Last year was a big year for stock splits. Some of the world's most well-known companies have seen their stocks soar into the thousands of dollars per share in recent years. The move to split a stock doesn't change a company's market value -- but by offering more shares to current holders, it lowers the price of each individual stock. That makes the shares more accessible for a broader range of investors.

The move is positive for another reason too. It shows a company has confidence in the ability of its shares to embark on another wave of gains. Two of last year's stock split companies have climbed in the double digits this year. And I predict they also will lead gains in the next bull market. Let's check them out.

1. Amazon

Rising inflation has presented a big challenge for Amazon (AMZN 2.74%).

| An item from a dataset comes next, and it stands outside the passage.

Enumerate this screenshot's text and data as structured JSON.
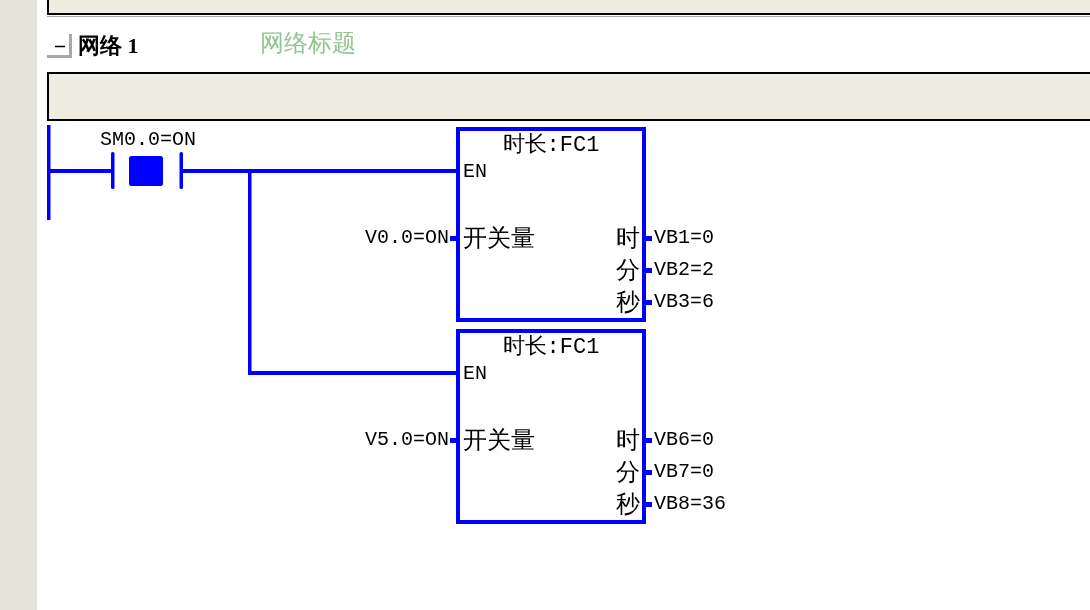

The e-commerce giant saw its costs soar -- and its customers these days generally have less money to spend. As a result, Amazon last year reported its first annual loss in nearly a decade.

But there's reason to believe the worst is over. Amazon has used these troubled times as an opportunity to improve its cost structure. Some moves include cutting jobs, focusing on efficiency within the fulfillment network, and investing in the most profitable parts of the business.

These efforts already are bearing fruit. In the most recent earnings report, Amazon's operating cash flow increased 38%. And the company's outflow of cash improved to $3.3 billion from an outflow of more than $18 billion in the year-earlier period.

One particular recent move could set Amazon up not only for recovery -- but for improvements in earnings over time. The company has switched to a regional fulfillment model in the U.S. from a national model. This should result in lower costs and faster delivery speeds.

As the economic environment improves, consumers should have more to spend on Amazon.com. And customers of Amazon Web Services probably will be able to increase their spending too. This means, even after Amazon's 40% increase so far this year, the stock has room to run -- especially in a future bull market.

2. Tesla

Tesla (TSLA 0.09%) reported several records last year. The electric vehicle (EV) giant announced its highest ever quarterly revenue, net income, and operating income in the fourth quarter. Net income for the year doubled to more than $12 billion. The company managed to accomplish all of this even in a difficult economic environment. And Tesla continues to increase vehicle deliveries in the double digits. All of this shows the strength of the EV maker.

In the latest quarter, though, Tesla disappointed some investors. That's because net income and operating margin both declined. One big reason behind this is the fact that Tesla lowered prices on some of its vehicles. While this clearly is painful in the near term, it's actually a good thing for the long term. By doing this, Tesla is opening up the opportunity to buy its EVs to a wider range of people. This is key especially in today's tough economic environment.

Tesla remains the market leader -- but it faces plenty of competition. Making certain models more affordable may help the company stay ahead.

In recent times, the EV maker also has done some talking about its plans for a fleet of robotaxis. Tesla has spoken of this in the past and delayed the launch. So, it's not clear if this will happen soon or ever. If it does, it could be big.

But even if it doesn't, Tesla's EV business today and its growth prospects still make the company a solid growth investment. And that's why, in a bull market, Tesla should lead the pack.